The third of the weekly shows gets underway with a short review of the sci-fi western movie Serenity and then takes a look at two gaming podcasts: Pulp Gamer and Dice Make Bonk.
This week’s book review is The Great Book of Amber which collects all ten books of Roger Zelazny’s excellent Chronicles of Amber series into one tome.
Getting the Podcast
- Aliens Quote
- Show News & Such
- Spent the entire weekend re-painting my porches, which sucked, but had to be done, and it gave me about 12 hours worth of podcast listening time.
- Theme Song
- Still searching for music to use in the podcast. ok, really haven’t even started yet. Maybe next week.
- Did start listening to a music podcast though — Rock’n’Roll Geek Indie Podcast, which has a lot of good rock gleened form the net and music.podshow.com
- http://indiecast.podshow.com [Web Archive]
- The RADIATIONS newsletter
- Firefly Quote
- Yes, Serenity was good. Easily 9/10 stars, totally faithful to the series, with awesome effects and — more importantly — great dialogue. Do yourself and the science fiction world a favor and watch this movie! We need to reward Universal for having the balls to pick up where Fox so disastrously left off. If you want more good SF, and not just another Star Trek or Star Wars re-hash, see this movie!
- Nuketown Essay: Why We’re Obsessed with Firefly
- Science Fiction Podcast Network Promo
- Podcasts of Note
- Pulp Gamer
- “A paper game podcast” that talks about RPGs, board games, card games and pretty much anything else made out of paper.
- Recent reviews have included Call of Cthulhu (rpg), Monsters Menace America (board game), Settlers of Catan (board game), Management Material (card game) and Munchkin (card game).
- Like the mix of games they’ve got going — they’re all the sort of games that my group and I like to play.
- Dice Make Bonk
- http://www.noirchickenstudios.com/Dice_Make_Bonk/ [Web Archive]
- Spoke about this last week, but hadn’t really had a chance to listen to it. Now I have, and I’m liking it — it’s a sort of round-table discussion about in and out of game issues (mostly in game) such as, when confronted by an in-game puzzle, who should be solving it — the brilliant characters or the not-so-brilliant players? (I’m in favor of a little bit of each, personally). Also like the length — at 20-25 minutes, I can usually listen to one in a day of commuting (assuming I walk home for lunch). Good stuff, and well worth a listen.
- Pulp Gamer
- Book Review: The Great Book of Amber
- Chronicles of Amber 1-10
- by Roger Zelazny
- Publisher: Eos
- ISBN: 0380809060
- 1264 pages
- Buy it from Amazon
- The first five Amber books comprise one of the best series I’ve ever read.
- Tells the tale of Cory, an amnesiac who awakes in a private hospital to find himself swathed in blankets, leg in a cast, and nurses doping him way, way too often. He has no idea who he is, or how he ended up here, but he quickly determines that whom ever he is, he’s exceptional … and that’s he’s not going to take being locked up.
- After finding, and then extorting, the director of the facilty, he learns that his sister was responsible for paying the bills, and he decides to pay her a visit. When he confronts her, some of his old memories begin to return, and he realizes that he’s part of a large, dysfunction, and possibly quite lethal family. He also finds certain artifacts — a deck of tarot-like cards — that indicate they’re not of this world … or perhaps even this reality.

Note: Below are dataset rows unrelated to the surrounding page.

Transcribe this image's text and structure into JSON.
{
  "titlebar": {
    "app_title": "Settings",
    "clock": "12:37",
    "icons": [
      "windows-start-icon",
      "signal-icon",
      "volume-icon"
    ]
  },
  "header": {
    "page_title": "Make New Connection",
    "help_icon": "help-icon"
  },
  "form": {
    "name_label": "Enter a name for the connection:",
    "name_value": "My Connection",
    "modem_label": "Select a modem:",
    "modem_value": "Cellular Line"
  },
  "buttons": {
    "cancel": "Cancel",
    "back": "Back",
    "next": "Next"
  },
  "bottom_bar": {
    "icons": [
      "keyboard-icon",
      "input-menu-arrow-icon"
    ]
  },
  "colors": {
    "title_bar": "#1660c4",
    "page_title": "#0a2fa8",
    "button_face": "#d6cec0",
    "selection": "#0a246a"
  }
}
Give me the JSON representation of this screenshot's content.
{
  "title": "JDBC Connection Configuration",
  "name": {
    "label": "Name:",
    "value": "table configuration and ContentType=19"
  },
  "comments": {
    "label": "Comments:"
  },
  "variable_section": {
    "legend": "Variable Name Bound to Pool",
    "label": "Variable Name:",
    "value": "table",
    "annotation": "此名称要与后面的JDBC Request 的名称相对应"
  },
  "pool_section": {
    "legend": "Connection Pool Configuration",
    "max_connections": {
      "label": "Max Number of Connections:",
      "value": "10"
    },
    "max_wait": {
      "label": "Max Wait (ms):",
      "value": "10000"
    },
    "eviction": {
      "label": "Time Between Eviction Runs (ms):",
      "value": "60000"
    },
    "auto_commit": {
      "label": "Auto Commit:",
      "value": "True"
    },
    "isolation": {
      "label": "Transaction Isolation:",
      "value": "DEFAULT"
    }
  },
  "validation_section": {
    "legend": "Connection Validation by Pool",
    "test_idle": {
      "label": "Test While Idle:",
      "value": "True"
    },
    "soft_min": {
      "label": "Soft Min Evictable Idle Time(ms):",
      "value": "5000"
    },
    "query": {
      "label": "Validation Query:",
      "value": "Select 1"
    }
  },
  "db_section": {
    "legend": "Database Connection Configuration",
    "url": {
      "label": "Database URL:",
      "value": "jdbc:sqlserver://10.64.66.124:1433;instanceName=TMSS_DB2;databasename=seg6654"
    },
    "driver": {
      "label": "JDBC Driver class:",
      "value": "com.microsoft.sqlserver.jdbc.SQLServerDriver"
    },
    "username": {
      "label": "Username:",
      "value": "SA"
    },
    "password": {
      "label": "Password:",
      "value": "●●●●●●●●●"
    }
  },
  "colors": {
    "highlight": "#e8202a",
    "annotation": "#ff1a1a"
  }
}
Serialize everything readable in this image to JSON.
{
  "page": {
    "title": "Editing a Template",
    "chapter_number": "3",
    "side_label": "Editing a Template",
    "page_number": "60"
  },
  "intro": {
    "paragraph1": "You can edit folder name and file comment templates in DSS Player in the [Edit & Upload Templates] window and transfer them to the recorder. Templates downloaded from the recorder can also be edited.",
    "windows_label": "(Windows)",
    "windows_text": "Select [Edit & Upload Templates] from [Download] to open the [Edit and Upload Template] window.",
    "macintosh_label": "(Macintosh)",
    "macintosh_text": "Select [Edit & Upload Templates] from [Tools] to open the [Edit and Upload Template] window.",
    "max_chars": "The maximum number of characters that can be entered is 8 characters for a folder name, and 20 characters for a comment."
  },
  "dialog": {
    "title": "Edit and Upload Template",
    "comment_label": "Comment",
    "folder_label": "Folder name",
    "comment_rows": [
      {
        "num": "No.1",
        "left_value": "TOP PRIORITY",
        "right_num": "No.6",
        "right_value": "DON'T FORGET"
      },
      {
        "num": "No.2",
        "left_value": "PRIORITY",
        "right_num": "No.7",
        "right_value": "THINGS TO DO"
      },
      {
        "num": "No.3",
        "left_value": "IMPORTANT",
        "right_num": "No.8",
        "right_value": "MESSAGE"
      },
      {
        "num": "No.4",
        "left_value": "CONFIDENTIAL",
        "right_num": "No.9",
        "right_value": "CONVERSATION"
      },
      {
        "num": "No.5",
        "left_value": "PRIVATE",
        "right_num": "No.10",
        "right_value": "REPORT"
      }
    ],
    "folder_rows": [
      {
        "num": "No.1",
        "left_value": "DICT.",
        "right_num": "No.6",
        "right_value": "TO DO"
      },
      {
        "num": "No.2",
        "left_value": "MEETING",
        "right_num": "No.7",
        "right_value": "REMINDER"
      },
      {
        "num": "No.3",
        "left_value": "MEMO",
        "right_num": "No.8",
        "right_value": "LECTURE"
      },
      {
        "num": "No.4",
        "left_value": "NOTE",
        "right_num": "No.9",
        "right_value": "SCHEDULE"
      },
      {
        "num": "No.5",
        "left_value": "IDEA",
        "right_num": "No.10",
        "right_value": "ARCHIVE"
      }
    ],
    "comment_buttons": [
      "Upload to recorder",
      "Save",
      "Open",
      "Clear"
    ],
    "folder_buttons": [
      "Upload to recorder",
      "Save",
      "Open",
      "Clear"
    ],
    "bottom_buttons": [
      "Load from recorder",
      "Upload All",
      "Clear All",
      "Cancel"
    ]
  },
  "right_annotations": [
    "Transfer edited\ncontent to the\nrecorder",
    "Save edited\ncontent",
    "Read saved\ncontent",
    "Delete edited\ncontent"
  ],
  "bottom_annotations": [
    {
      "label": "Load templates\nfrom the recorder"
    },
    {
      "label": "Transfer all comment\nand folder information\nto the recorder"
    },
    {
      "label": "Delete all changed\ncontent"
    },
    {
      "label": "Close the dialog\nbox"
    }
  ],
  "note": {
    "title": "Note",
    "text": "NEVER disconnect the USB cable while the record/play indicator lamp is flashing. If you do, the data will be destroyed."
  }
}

- Ultimately, we learn that Corwin is one of Nine Princes in Amber (thus the name of the first book) — sons of a missing king who constantly scheme to rule the one true city; Amber. You see, Amber is the one true reality, of which everything else is just a shadow. By walking a magical pattern etched in the dungeon below Castle Amber, princes and princesses of Amber are able to travel these shadows by will alone, travelling to any reality they can imagine.
- The book involves near-countless schemes between the royal family of Amber, and follow’s Corwin’s quest to wrest the crown from his hated brother Eric. The books take on magic is very different, more about imagining reality than casting spells (at least in the first five books).
- The conflicts are great, but the dialouge is what really makes it — so much so that I’ve got three nearly-thread bare shirts with quotes from the books on them:
- “We spend so much time lying to one another, I decided it might be amusing to say what I really felt.” Julian to Corwin, Sign of the Unicorn
- “…my present motives are almost entirely altruistic.” Brand to Corwin, Sign of the Unicorn
- “I am the soul of honor, kindness, mercy, and goodness. Trust me in all things.” Corwin to Dara, The Guns of Avalon
- (the last being my favorite, after an elderly woman saw my shirt, smiled and said “What a lovely sentiment.”